Rewiring Job: Drug spurs nerve growth in stroke-damaged brains

A drug patterned after a naturally occurring biological chemical enables rats to regain movement in extremities paralyzed by a stroke, a U.S.–Canadian team reports. The compound, called inosine, induces nerve fibers to grow and reconnect in the brain and spinal cord, say the researchers.

The findings suggest that inosine could boost recovery in many of the 600,000 people in the United States each year who have a stroke. The scientists report their work in the June 25 Proceedings of the National Academy of Sciences.

The speech- and muscle-control problems that characterize the aftermath of a stroke arise when neurons, the primary cells of the brain and nervous system, lose their supply of blood and die. In a healthy brain, some neurons use long tendrils, or axons, to link to spinal cord neurons, which relay brain signals via their own axons to the rest of the body. When a brain neuron dies in a stroke, the connection is interrupted.

Larry I. Benowitz, a neuroscientist at Harvard Medical School and Children’s Hospital in Boston, and his colleagues simulated such damage in rats by shutting off blood flow to an area of the brain that controls limb movement on one side of the body. The researchers had previously implanted tiny pumps under the rats’ skin that could deliver a solution to the animals’ brains.
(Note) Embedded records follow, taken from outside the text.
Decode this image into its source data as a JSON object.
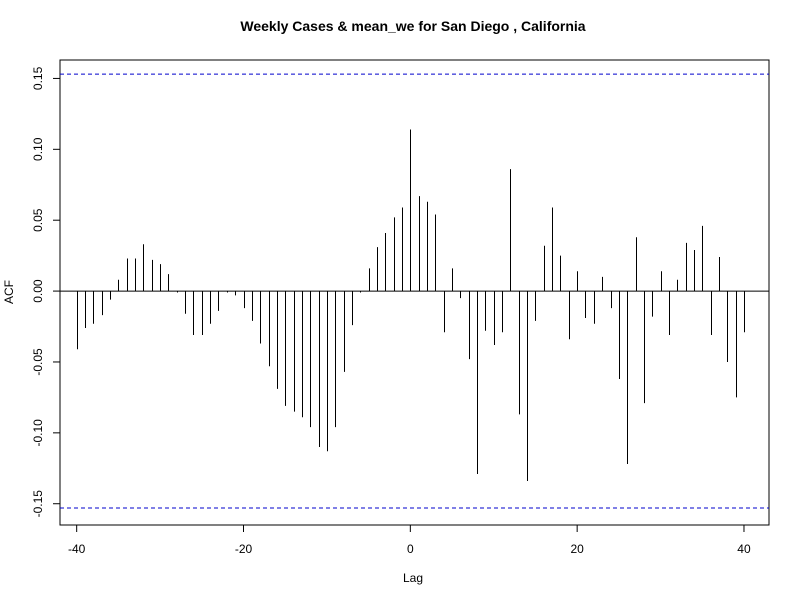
{
  "chart_data": {
    "type": "bar",
    "title": "Weekly Cases & mean_we for San Diego , California",
    "xlabel": "Lag",
    "ylabel": "ACF",
    "xlim": [
      -42,
      43
    ],
    "ylim": [
      -0.165,
      0.163
    ],
    "x_ticks": [
      -40,
      -20,
      0,
      20,
      40
    ],
    "x_tick_labels": [
      "-40",
      "-20",
      "0",
      "20",
      "40"
    ],
    "y_ticks": [
      -0.15,
      -0.1,
      -0.05,
      0.0,
      0.05,
      0.1,
      0.15
    ],
    "y_tick_labels": [
      "-0.15",
      "-0.10",
      "-0.05",
      "0.00",
      "0.05",
      "0.10",
      "0.15"
    ],
    "confidence_bound": 0.153,
    "confidence_color": "#0000cc",
    "grid": false,
    "lags": [
      -40,
      -39,
      -38,
      -37,
      -36,
      -35,
      -34,
      -33,
      -32,
      -31,
      -30,
      -29,
      -28,
      -27,
      -26,
      -25,
      -24,
      -23,
      -22,
      -21,
      -20,
      -19,
      -18,
      -17,
      -16,
      -15,
      -14,
      -13,
      -12,
      -11,
      -10,
      -9,
      -8,
      -7,
      -6,
      -5,
      -4,
      -3,
      -2,
      -1,
      0,
      1,
      2,
      3,
      4,
      5,
      6,
      7,
      8,
      9,
      10,
      11,
      12,
      13,
      14,
      15,
      16,
      17,
      18,
      19,
      20,
      21,
      22,
      23,
      24,
      25,
      26,
      27,
      28,
      29,
      30,
      31,
      32,
      33,
      34,
      35,
      36,
      37,
      38,
      39,
      40
    ],
    "values": [
      -0.041,
      -0.026,
      -0.023,
      -0.017,
      -0.006,
      0.008,
      0.023,
      0.023,
      0.033,
      0.022,
      0.019,
      0.012,
      -0.001,
      -0.016,
      -0.031,
      -0.031,
      -0.023,
      -0.014,
      -0.001,
      -0.003,
      -0.012,
      -0.021,
      -0.037,
      -0.053,
      -0.069,
      -0.081,
      -0.085,
      -0.089,
      -0.096,
      -0.11,
      -0.113,
      -0.096,
      -0.057,
      -0.024,
      -0.001,
      0.016,
      0.031,
      0.041,
      0.052,
      0.059,
      0.114,
      0.067,
      0.063,
      0.054,
      -0.029,
      0.016,
      -0.005,
      -0.048,
      -0.129,
      -0.028,
      -0.038,
      -0.029,
      0.086,
      -0.087,
      -0.134,
      -0.021,
      0.032,
      0.059,
      0.025,
      -0.034,
      0.014,
      -0.019,
      -0.023,
      0.01,
      -0.012,
      -0.062,
      -0.122,
      0.038,
      -0.079,
      -0.018,
      0.014,
      -0.031,
      0.008,
      0.034,
      0.029,
      0.046,
      -0.031,
      0.024,
      -0.05,
      -0.075,
      -0.029
    ]
  }
}
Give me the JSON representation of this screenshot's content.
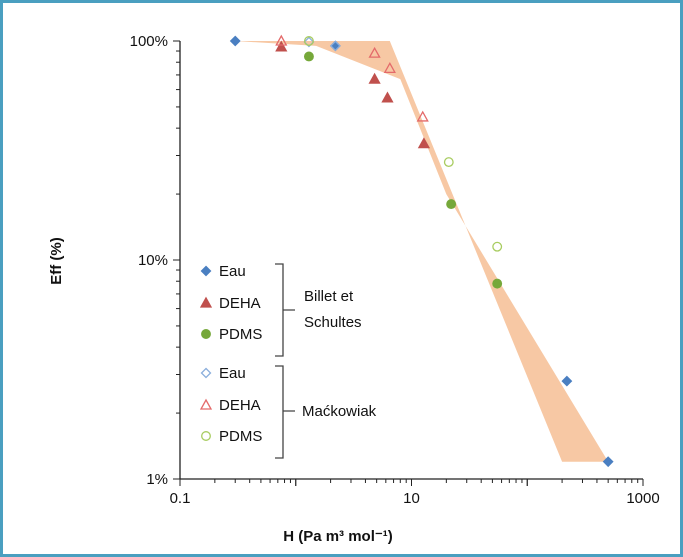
{
  "chart_data": {
    "type": "scatter",
    "title": "",
    "xlabel": "H (Pa m³ mol⁻¹)",
    "ylabel": "Eff (%)",
    "xscale": "log",
    "yscale": "log",
    "xlim": [
      0.1,
      1000
    ],
    "ylim": [
      0.01,
      1
    ],
    "x_tick_labels": [
      "0.1",
      "10",
      "1000"
    ],
    "x_tick_values": [
      0.1,
      10,
      1000
    ],
    "y_tick_labels": [
      "1%",
      "10%",
      "100%"
    ],
    "y_tick_values": [
      0.01,
      0.1,
      1
    ],
    "grid": false,
    "band": {
      "color": "#f7c8a4",
      "upper": [
        [
          0.3,
          1.0
        ],
        [
          6.5,
          1.0
        ],
        [
          200,
          0.012
        ]
      ],
      "lower": [
        [
          0.3,
          1.0
        ],
        [
          1.5,
          0.95
        ],
        [
          8,
          0.67
        ],
        [
          20,
          0.2
        ],
        [
          500,
          0.012
        ]
      ]
    },
    "series": [
      {
        "name": "Eau",
        "group": "Billet et Schultes",
        "marker": "diamond",
        "filled": true,
        "color": "#4a7fc1",
        "points": [
          [
            0.3,
            1.0
          ],
          [
            2.2,
            0.95
          ],
          [
            220,
            0.028
          ],
          [
            500,
            0.012
          ]
        ]
      },
      {
        "name": "DEHA",
        "group": "Billet et Schultes",
        "marker": "triangle",
        "filled": true,
        "color": "#c0504d",
        "points": [
          [
            0.75,
            0.94
          ],
          [
            4.8,
            0.67
          ],
          [
            6.2,
            0.55
          ],
          [
            12.8,
            0.34
          ]
        ]
      },
      {
        "name": "PDMS",
        "group": "Billet et Schultes",
        "marker": "circle",
        "filled": true,
        "color": "#76a83a",
        "points": [
          [
            1.3,
            0.85
          ],
          [
            22,
            0.18
          ],
          [
            55,
            0.078
          ]
        ]
      },
      {
        "name": "Eau",
        "group": "Maćkowiak",
        "marker": "diamond",
        "filled": false,
        "color": "#8aaedc",
        "points": [
          [
            1.3,
            0.99
          ],
          [
            2.2,
            0.95
          ]
        ]
      },
      {
        "name": "DEHA",
        "group": "Maćkowiak",
        "marker": "triangle",
        "filled": false,
        "color": "#e46a6a",
        "points": [
          [
            0.75,
            1.0
          ],
          [
            4.8,
            0.88
          ],
          [
            6.5,
            0.75
          ],
          [
            12.5,
            0.45
          ]
        ]
      },
      {
        "name": "PDMS",
        "group": "Maćkowiak",
        "marker": "circle",
        "filled": false,
        "color": "#a8cc60",
        "points": [
          [
            1.3,
            1.0
          ],
          [
            21,
            0.28
          ],
          [
            55,
            0.115
          ]
        ]
      }
    ],
    "legend": {
      "placement": "bottom-left",
      "groups": [
        "Billet et Schultes",
        "Maćkowiak"
      ]
    }
  }
}
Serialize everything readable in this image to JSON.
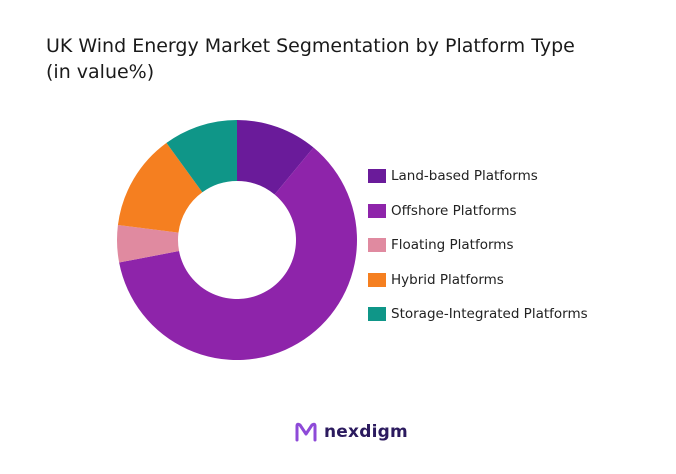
{
  "chart_data": {
    "type": "pie",
    "title_line1": "UK Wind Energy Market Segmentation by Platform Type",
    "title_line2": "(in value%)",
    "categories": [
      "Land-based Platforms",
      "Offshore Platforms",
      "Floating Platforms",
      "Hybrid Platforms",
      "Storage-Integrated Platforms"
    ],
    "values": [
      11,
      61,
      5,
      13,
      10
    ],
    "colors": [
      "#6a1b9a",
      "#8e24aa",
      "#e08aa0",
      "#f57f20",
      "#0f9688"
    ],
    "donut": true,
    "start_angle_deg": 0,
    "legend_position": "right"
  },
  "brand": {
    "name": "nexdigm",
    "color": "#2b1a5e",
    "accent": "#8e4ad8"
  }
}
Immediately after the strokes, the pumps began to deliver inosine in some of the rats and an inert solution of saline in the others.
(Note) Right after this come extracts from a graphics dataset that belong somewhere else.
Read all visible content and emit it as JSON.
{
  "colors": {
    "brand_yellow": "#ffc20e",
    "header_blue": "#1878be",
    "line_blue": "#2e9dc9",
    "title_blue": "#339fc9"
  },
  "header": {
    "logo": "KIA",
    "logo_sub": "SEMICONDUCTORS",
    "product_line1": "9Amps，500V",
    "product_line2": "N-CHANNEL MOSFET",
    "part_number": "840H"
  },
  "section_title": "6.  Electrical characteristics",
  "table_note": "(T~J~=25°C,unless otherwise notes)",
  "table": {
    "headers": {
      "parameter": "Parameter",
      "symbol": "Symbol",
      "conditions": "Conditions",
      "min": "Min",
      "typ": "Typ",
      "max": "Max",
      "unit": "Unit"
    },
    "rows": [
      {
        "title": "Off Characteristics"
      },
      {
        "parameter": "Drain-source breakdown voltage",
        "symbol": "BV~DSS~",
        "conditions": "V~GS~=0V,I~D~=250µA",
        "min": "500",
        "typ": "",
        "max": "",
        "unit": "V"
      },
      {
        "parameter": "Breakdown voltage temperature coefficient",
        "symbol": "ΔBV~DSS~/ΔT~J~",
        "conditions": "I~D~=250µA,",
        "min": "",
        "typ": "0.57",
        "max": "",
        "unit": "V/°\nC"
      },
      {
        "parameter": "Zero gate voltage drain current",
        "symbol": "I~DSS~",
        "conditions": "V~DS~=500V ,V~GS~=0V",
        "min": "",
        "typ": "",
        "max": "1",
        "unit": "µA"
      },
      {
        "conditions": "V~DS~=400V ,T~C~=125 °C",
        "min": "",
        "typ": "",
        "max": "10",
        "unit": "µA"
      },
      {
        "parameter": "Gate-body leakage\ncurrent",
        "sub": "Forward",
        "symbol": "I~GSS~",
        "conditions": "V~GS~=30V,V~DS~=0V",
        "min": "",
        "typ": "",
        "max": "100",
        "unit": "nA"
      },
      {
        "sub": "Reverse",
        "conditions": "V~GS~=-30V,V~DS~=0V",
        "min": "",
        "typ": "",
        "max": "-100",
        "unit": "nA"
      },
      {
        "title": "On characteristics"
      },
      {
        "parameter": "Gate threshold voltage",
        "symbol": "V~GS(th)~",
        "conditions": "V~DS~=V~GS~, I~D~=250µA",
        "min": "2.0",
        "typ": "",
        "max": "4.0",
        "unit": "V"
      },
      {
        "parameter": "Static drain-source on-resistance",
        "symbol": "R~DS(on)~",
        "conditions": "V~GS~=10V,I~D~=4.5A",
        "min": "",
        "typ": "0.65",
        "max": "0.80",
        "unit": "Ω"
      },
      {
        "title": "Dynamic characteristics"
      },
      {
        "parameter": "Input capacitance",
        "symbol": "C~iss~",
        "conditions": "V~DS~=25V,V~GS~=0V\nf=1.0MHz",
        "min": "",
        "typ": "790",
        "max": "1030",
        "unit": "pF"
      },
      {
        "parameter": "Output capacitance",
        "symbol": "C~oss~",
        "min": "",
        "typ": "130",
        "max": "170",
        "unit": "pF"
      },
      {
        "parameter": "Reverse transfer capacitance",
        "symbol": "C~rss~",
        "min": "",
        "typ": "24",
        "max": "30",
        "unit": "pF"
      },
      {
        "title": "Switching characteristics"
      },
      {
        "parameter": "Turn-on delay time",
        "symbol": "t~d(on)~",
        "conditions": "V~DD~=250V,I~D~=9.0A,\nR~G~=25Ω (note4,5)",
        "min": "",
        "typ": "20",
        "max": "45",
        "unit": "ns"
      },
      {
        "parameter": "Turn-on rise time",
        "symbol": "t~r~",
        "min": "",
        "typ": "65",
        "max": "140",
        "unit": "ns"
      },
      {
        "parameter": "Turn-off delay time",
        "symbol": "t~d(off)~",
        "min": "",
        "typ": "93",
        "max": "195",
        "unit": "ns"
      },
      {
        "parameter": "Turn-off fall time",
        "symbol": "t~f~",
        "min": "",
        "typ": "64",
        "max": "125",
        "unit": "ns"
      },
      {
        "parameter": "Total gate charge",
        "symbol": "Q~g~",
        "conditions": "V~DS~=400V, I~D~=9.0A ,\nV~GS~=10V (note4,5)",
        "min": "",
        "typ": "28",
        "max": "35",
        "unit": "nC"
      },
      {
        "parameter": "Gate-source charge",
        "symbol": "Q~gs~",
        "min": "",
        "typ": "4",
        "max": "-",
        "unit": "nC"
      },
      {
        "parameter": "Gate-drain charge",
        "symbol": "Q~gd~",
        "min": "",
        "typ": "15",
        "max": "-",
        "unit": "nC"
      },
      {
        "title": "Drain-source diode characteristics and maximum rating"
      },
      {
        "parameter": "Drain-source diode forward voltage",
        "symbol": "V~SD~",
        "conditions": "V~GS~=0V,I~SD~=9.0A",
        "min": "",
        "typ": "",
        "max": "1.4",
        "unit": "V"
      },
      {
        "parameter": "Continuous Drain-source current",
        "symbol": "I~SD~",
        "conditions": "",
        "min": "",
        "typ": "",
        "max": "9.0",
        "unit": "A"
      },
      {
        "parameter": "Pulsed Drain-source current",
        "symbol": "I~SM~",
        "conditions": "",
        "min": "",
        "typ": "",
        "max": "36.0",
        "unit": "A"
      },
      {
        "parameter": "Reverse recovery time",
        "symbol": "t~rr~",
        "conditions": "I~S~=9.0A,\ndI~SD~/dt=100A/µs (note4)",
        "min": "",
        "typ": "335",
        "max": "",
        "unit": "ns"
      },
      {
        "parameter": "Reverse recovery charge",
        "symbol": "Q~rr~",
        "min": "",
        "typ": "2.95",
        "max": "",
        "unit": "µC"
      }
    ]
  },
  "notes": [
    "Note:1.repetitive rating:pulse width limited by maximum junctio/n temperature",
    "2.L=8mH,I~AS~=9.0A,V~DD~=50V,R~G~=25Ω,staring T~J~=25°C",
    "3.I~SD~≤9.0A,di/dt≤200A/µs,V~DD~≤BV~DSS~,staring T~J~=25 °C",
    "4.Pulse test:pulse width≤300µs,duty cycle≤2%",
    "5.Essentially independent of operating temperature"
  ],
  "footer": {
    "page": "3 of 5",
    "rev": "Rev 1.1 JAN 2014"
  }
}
After 1 week, the inosine-treated rats showed substantial recovery of leg movement and, by 3 weeks, had regained nearly all leg function. Saline-receiving rats made only half as much progress. The inosine-treated rats were also better able to retrieve food and swim at 4 and 8 weeks after the stroke, respectively.

Subsequent testing showed that inosine treatment spawned improvements even when started 24 hours after the stroke, suggesting that people diagnosed belatedly with stroke might still benefit from the drug, says study coauthor Marc Lanser, an immunologist at Boston Life Sciences, which holds a patent on the use of inosine in stroke recovery.

Subsequent analysis of the rats showed little axon regrowth on the damaged side of the brains. However, compared with the saline-receiving group, the inosine-treated rats had up to three times as many axons sprouting from healthy neurons on the other side of the brain. Those new axons seem to have established working connections with neurons in the spinal cord that had lost their previous hook-up, the researchers say.

Inosine switches on “a whole family of genes” associated with axon growth, Benowitz says. The chemical occurs naturally in small amounts in adult brains. While this concentration increases after injury and may help the brain to partially rewire itself, it appears insufficient for full recovery, says Benowitz. Up to 30 percent of stroke victims are permanently disabled.

“I think [inosine] has a lot of potential in human patients,” says Jon H. Kaas, a neuroscientist at Vanderbilt University in Nashville. “This clearly is solid research.”

Boston Life Sciences plans to start testing inosine in patients early next year.